Ce qui est difficile d'obtenir un diplôme universitaire

Je fais partie de ces étudiants universitaires qui se sont enfermés à la maison pendant le temps d'examen, perdant des foires et des fêtes. Parmi ceux qui ont cherché un week-end Curro pour étudier. De ceux qui avaient peur de suspendre pour avoir perdu la bourse. De ceux qui ne l'ont jamais laissé travailler sur ce pour quoi il s'est formé. De ceux qui ont dû partir à l'extérieur pour voir un contrat décent. Parmi ceux qui ont dû s'opposer parce qu'avec le simple titre, il n'a pas servi à fonctionner. De ceux dont les parents se sont privés afin qu'ils puissent opter pour une vie meilleure. Parmi ceux qui ont subi les multiples réformes éducatives qui n'ont fait qu'empirer la situation. Parmi ceux qui chaînent les intérieurs, dont il ne leur a pas donné la note pour la course qu'il aimait.
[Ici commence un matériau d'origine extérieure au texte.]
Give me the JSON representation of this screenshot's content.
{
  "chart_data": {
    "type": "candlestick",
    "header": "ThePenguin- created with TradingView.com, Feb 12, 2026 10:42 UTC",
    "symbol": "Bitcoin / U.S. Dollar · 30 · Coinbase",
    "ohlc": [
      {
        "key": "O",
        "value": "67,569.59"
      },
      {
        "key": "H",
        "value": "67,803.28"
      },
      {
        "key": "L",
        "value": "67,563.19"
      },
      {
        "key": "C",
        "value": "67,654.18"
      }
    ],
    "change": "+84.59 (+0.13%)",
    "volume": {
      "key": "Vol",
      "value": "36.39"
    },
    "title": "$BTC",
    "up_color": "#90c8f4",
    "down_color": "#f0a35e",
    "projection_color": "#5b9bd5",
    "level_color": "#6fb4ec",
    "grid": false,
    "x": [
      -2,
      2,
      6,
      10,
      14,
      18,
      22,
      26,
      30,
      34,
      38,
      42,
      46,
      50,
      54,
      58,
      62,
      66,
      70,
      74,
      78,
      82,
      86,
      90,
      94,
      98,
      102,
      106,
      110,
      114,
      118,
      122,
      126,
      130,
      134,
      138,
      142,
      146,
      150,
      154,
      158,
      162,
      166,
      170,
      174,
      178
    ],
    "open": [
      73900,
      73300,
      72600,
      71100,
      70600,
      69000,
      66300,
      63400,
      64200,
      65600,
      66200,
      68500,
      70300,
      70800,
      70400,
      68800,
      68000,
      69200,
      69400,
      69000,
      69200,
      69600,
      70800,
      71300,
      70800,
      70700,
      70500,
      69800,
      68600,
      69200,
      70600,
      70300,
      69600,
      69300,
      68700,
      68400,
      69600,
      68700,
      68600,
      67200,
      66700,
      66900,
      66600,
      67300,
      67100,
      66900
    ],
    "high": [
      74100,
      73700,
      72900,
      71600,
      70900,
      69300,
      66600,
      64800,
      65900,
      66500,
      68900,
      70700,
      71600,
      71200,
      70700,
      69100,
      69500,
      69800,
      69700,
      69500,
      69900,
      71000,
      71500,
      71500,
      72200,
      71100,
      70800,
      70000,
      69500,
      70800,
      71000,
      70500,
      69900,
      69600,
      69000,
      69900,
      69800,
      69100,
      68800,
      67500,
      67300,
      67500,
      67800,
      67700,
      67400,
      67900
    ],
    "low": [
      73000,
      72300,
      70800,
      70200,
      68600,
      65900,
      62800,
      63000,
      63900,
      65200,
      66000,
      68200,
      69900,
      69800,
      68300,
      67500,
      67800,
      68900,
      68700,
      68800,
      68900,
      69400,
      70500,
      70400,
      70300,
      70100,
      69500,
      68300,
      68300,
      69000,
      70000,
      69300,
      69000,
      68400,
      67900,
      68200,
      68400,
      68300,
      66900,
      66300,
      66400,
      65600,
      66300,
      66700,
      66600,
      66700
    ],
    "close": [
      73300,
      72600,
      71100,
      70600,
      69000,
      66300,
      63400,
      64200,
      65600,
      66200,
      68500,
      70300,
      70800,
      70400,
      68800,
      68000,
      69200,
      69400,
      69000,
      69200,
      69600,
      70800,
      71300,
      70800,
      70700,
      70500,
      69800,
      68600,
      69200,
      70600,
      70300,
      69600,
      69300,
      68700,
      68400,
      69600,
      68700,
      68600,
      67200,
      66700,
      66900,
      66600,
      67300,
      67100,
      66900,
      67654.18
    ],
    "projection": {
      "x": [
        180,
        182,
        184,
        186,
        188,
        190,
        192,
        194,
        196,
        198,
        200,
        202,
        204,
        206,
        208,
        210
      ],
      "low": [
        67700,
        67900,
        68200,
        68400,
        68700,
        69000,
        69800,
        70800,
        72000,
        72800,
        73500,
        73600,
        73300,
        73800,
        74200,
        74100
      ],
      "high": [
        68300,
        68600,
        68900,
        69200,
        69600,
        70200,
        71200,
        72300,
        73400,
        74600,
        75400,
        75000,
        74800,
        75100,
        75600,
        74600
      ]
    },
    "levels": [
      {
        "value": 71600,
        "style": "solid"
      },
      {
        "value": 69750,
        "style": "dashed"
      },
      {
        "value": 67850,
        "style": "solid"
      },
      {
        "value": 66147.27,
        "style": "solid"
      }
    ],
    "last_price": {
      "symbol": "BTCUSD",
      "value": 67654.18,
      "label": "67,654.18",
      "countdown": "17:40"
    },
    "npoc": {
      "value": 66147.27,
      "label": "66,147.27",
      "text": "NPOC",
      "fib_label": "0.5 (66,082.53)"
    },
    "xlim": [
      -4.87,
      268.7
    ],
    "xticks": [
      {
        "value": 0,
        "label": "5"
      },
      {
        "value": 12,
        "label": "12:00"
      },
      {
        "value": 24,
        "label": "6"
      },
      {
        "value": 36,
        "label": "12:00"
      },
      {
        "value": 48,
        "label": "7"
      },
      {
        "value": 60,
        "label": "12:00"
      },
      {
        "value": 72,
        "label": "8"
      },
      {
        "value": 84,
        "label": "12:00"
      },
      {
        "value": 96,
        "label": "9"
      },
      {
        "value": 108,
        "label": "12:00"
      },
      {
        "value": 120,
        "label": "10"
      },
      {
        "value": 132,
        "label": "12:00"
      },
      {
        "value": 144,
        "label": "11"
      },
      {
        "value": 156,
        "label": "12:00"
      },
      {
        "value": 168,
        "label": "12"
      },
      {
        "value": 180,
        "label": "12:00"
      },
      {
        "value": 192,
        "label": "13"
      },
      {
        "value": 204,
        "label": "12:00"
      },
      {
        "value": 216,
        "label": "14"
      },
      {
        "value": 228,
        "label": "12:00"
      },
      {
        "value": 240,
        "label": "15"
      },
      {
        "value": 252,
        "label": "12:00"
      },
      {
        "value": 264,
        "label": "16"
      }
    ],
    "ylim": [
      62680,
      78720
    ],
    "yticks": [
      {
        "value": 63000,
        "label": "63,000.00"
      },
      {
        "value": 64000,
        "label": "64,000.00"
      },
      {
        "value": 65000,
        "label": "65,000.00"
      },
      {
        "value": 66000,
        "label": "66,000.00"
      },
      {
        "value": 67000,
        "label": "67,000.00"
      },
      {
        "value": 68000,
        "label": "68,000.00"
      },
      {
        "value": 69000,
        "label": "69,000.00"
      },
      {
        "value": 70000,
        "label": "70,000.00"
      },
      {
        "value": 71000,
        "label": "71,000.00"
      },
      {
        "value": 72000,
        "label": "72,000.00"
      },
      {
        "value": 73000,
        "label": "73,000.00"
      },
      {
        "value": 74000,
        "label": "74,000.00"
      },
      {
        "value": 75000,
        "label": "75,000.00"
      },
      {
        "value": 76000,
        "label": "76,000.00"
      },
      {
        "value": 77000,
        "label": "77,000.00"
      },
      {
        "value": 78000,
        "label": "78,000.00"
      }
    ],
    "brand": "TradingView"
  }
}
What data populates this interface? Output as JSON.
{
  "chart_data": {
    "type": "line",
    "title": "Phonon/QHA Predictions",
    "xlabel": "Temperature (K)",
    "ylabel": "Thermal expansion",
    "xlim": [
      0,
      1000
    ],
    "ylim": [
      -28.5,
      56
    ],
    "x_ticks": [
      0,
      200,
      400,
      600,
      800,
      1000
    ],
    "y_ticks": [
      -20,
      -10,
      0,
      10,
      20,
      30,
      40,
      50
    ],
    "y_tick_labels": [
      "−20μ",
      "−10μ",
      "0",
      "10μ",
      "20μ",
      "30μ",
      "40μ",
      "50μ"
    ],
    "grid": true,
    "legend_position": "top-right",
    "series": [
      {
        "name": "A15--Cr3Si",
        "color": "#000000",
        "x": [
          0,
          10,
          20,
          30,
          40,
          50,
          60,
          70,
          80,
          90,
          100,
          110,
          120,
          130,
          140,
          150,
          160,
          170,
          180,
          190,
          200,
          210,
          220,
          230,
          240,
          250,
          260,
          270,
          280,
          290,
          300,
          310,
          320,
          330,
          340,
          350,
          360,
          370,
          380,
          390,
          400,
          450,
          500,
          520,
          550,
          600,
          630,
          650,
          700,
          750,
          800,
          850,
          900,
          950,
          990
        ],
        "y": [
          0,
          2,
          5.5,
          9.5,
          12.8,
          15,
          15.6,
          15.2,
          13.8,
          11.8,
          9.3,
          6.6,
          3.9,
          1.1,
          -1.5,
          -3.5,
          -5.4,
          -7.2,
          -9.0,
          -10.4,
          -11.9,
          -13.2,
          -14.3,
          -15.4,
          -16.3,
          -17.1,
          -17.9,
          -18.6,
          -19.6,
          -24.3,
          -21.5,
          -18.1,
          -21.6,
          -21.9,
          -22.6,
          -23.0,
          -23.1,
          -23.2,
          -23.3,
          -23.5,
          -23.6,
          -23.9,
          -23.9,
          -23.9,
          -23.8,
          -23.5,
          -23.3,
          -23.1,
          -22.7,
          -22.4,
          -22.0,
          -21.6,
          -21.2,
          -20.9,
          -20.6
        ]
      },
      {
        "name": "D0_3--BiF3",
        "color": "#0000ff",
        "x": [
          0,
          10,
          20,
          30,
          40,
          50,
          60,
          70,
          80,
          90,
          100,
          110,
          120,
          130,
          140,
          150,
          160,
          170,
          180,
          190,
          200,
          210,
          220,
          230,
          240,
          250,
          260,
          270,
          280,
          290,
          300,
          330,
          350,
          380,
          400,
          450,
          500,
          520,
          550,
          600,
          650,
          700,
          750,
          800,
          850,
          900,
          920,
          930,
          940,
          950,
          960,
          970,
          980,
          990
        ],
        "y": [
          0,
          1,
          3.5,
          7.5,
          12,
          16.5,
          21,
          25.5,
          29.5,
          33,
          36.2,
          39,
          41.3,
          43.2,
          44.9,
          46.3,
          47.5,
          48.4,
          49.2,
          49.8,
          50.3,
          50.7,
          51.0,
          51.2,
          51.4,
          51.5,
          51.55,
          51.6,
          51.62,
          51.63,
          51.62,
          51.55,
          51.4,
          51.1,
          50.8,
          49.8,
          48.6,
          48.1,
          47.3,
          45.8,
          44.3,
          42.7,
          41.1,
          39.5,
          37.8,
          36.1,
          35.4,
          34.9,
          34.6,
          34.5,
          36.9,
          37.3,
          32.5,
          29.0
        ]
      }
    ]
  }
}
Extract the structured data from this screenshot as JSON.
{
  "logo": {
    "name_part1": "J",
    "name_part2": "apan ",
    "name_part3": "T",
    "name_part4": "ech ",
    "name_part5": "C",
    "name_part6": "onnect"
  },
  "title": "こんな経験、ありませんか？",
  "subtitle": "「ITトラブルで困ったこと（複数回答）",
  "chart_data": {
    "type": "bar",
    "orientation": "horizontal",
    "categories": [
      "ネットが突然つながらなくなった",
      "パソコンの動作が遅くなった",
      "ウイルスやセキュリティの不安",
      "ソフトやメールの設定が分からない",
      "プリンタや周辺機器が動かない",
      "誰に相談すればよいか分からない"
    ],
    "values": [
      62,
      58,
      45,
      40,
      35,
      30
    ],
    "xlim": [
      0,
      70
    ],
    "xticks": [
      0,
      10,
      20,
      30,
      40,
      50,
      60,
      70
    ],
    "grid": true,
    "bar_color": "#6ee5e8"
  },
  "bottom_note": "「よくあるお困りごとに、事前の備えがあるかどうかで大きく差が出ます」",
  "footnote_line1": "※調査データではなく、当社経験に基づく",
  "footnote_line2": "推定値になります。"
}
Par conséquent, il me semble une insulte superlative que ceux qui sont censés nous représenter et conduire à la présumée de titres qui n'ont pas ou qui n'existent pas. Être universitaire est très spécial, pas toujours récompensé et pas toujours apprécié. Eux et leur titulite.

Luis Ocala. Algeciras (Cádiz)

Comment est possible

J'ai lu les lettres que les lecteurs, les éditeurs, les articles d'opinion, les nouvelles du génocide de Gaza. Le signe des manifestes exigeant des autorités européennes pour arrêter le massacre, aller à la répulsion des manifestations et des concentrations. Je vois et entend comment les vents des intellectuels, la position timide de la position des Nations Unies, de l'Union européenne et de la communauté internationale, de l'initiative de l'Afrique du Sud et de l'impulsion déterminée du groupe de La Haye … ne veulent pas regarder dans l'autre sens et une dans les initiatives citoyennes qui appellent le boycott des produits israéliens. Mais rien ne prend un effet tangible qui contrecarre le soutien absolu du premier pouvoir mondial. Et j'assiste à un sentiment douloureux d'impuissance collective dont je ne veux pas se propager. Par conséquent, beaucoup n'arrêtent pas de réfléchir à la façon dont nous allons regarder nos enfants et petits-enfants lorsque nous nous demandons ce que nous avons fait et pourquoi personne ne savait ou ne voulait vraiment arrêter l'extermination du peuple palestinien.

Luis de Luxán Meléndez. Porrúa-Lllanes (Asturias)

Dois-je mettre de la crème?

Il y a des gestes qui, sans expositions, résument l'humain. Sur nos plages, entre la rumeur des vagues et les corps allongés au soleil, l'un d'eux est répété chaque été avec une délicatesse ancestrale: « Est-ce que je vous mets de la crème à l'arrière? » Ce n'est pas une question. C'est une façon de dire « je m'en soucie », « Je prends soin de toi », « Je veux que tu sois bien même si le soleil brûle. » C'est un rituel intime qui traverse les générations: jeunes couples, mères et enfants, grands-parents maladroits avec des mains tremblantes … tout le monde partage cette brève cérémonie de tendresse salée. Parce que, en réalité, nous ne parlons pas de crème, mais de compagnie, de contact, de préoccupation sans tracas. Dans un monde qui crie souvent l'amour sans le savoir, cette petite scène en silence nous rappelle que l'amour fait également attention à la peau de l'autre. J'aime à penser que, tandis que la Méditerranée lèche le rivage, les corps se protègent, sans mots majeurs, seulement avec les doigts et une phrase simple.